Dieses Jahr können sie ihm nicht mehr danken – nur noch eine Kerze anzünden oder ein Gebet für ihn sprechen. Das werden wohl zumindest die Eltern von Philippos tun – dem 20-Jährigen, der nach der Abiballfeier seiner Schwester Chanel in Bad Oeynhausen von einem 18-jährigen Syrer totgeschlagen wurde. Als der junge Deutsch-Grieche, ein begeisterter Musiker, noch mit schweren Hirnverletzungen im Krankenhaus lag, versuchte seine Mutter Joanna alles. Sie und ihre Familie haben „viel gebetet“ und sogar einen „Pastor gerufen“. Freunde der Familie seien in die „Kirche gegangen“. All diese Versuche, all das Hoffen, Flehen und Bangen, waren jedoch vergebens. Philippos starb an schweren Schädel-Hirn-Verletzungen.

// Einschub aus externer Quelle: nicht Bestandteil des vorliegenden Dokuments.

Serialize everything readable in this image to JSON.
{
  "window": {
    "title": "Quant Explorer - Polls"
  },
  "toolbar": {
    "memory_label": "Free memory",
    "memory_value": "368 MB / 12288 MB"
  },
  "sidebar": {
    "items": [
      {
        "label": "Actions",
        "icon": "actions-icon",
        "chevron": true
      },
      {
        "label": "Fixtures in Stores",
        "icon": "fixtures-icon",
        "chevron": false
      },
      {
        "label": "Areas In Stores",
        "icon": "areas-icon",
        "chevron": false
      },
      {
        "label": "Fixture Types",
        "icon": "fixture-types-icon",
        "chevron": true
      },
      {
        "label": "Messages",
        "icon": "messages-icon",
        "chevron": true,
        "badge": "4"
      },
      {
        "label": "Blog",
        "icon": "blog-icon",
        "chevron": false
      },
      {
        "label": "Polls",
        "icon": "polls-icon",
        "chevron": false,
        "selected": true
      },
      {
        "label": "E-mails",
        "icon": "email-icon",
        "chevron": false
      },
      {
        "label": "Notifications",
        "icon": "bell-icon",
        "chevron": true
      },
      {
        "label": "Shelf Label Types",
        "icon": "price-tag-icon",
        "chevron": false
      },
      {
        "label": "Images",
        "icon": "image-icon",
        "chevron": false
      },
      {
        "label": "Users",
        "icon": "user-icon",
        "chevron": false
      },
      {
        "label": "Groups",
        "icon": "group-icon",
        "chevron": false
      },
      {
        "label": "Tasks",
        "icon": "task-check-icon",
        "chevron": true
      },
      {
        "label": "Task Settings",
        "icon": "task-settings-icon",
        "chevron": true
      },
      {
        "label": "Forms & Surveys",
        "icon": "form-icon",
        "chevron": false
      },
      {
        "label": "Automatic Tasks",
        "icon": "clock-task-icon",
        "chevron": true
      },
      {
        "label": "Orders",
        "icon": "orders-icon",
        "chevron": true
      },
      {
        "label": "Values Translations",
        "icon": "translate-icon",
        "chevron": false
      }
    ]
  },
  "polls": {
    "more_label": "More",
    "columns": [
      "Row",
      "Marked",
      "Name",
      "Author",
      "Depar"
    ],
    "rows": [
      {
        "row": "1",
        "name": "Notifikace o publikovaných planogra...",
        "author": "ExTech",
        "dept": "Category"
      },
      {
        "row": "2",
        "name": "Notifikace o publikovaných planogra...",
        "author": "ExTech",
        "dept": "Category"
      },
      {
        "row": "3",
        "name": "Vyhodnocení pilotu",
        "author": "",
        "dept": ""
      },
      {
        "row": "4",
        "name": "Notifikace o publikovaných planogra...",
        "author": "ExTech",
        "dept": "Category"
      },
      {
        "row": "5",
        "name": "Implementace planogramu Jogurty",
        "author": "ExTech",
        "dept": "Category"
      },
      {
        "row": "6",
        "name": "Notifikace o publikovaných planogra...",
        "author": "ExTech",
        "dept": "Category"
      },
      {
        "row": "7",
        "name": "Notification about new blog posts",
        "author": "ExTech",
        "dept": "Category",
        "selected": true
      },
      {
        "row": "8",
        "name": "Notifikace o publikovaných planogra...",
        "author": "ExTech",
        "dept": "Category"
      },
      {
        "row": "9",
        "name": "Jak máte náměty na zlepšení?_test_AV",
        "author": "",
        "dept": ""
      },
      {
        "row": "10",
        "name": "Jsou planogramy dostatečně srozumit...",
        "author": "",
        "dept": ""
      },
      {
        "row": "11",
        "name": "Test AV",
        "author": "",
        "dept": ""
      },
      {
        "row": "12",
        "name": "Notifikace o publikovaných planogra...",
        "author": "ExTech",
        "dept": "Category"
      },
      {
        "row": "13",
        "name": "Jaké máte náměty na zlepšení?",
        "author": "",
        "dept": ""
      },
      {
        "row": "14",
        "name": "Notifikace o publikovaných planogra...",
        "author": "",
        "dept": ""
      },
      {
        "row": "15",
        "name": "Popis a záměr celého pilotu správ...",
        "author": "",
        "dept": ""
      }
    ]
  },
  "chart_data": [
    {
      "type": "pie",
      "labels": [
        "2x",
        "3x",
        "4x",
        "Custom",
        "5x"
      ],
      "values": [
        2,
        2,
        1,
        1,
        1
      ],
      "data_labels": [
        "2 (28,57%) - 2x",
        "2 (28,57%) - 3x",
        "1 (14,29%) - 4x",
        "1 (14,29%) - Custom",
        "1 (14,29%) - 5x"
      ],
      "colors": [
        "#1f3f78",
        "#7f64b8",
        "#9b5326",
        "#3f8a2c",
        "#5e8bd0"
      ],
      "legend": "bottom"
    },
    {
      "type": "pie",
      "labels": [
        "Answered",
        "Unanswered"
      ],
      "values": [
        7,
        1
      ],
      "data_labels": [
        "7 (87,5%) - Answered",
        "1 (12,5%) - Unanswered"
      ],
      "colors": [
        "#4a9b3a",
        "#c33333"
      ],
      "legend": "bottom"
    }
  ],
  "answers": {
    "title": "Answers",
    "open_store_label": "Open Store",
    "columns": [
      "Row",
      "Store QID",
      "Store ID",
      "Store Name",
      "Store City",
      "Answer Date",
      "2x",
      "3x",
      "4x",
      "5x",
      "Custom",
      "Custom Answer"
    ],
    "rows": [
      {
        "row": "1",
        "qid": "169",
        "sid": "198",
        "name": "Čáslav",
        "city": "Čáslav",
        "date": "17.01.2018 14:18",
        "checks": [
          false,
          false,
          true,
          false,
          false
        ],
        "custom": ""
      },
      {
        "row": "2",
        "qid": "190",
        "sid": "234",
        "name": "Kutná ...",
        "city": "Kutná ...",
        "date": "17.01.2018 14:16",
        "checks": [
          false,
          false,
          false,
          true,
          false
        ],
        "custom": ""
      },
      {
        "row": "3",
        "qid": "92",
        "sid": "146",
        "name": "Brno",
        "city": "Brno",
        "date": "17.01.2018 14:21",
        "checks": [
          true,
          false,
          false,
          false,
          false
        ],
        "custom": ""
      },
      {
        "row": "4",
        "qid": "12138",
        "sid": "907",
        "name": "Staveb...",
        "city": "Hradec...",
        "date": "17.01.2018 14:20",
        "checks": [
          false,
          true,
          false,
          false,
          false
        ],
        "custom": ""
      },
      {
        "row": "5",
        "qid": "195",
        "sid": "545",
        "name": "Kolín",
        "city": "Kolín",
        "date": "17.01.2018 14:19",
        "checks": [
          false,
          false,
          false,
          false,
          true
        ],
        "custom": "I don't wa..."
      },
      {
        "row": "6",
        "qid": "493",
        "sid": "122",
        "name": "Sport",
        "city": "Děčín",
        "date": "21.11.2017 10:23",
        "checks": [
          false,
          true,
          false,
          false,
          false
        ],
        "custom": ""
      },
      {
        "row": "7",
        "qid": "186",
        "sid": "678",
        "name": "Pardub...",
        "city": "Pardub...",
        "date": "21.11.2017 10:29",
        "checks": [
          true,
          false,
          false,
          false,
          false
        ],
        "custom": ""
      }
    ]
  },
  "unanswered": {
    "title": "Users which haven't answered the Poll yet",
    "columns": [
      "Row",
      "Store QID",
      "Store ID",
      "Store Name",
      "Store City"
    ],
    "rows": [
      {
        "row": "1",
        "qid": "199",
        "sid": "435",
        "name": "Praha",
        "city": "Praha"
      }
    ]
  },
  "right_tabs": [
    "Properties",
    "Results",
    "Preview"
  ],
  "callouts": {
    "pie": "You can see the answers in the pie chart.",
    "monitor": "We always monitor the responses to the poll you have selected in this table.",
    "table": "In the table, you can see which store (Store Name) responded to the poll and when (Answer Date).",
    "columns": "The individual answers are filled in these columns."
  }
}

Jetzt können seine Mutter, sein Vater und seine Schwester nur noch versuchen den grauenvollen Prozess zu vergessen. Zu vergessen, wie Mwafak S. im Gerichtssaal grinste, als die Anklage verlesen wurde – dass er sich mit Philippos Parfum eingesprüht hat, nachdem er ihm immer und immer wieder gegen den Kopf getreten hatte. Doch all das werden sie wahrscheinlich nie vergessen können, auch und gerade nicht an Weihnachten. Ähnlich wird es der Familie von Rouven L. gehen. Er wurde nur 20 Tage vor Philippos ermordet. 

Rouven war der Polizist, der in Mannheim sein Leben opferte, um einen afghanischen Islamisten zu stoppen, ihn daran zu hindern Michael Stürzenberger und andere Islamkritiker mit einem Messer zu töten. Die Sicherung der Kundgebung war ein Einsatz, auf den er sich lange vorbereitet hatte – er war ihm wichtig. Anders als mancher andere wollte er dafür sorgen, dass auch Menschen wie Michael Stürzenberger aussprechen können, was sie denken. Denn Rouven waren wenig Dinge so heilig wie Artikel 5 des Grundgesetzes: die Meinungsfreiheit. Auch deshalb war er ein vorbildlicher Polizist. Er war ein Mensch, der anderen auf Augenhöhe begegnen wollte. 

Vor 10 Tagen hätte Rouven seinen 30. Geburtstag gefeiert – hätte seine Freunde eingeladen und seine Familie in den Arm genommen. Dass er das nicht mehr kann, ist nicht nur die Schuld von Sulaiman Ataee – es ist auch die des deutschen Staates. Der Afghane war neun Jahre lang illegal in Deutschland. Sein Asylantrag war schon 2014 abgelehnt worden. Er hatte kein Recht, das Leben in Deutschland auch nur einen Moment länger zu genießen – das Leben, den Wohlstand und Rechtsstaat eines Landes, das er verachtet hat. 

Auch das Versagen und die Tatenlosigkeit des Staates hat Rouven das Leben gekostet. Politisch sind Rouven, Philippos, Ines, Stefan, Florian, André und die vier ermordeten Frauen aus dem Großraum Magdeburg nur Namen und Zahlen – sie sind schlechte Publicity. Doch für ihre Angehörigen waren sie ihr ganzes Leben. Sie werden für immer fehlen. Zu Weihnachten sollten wir an sie denken.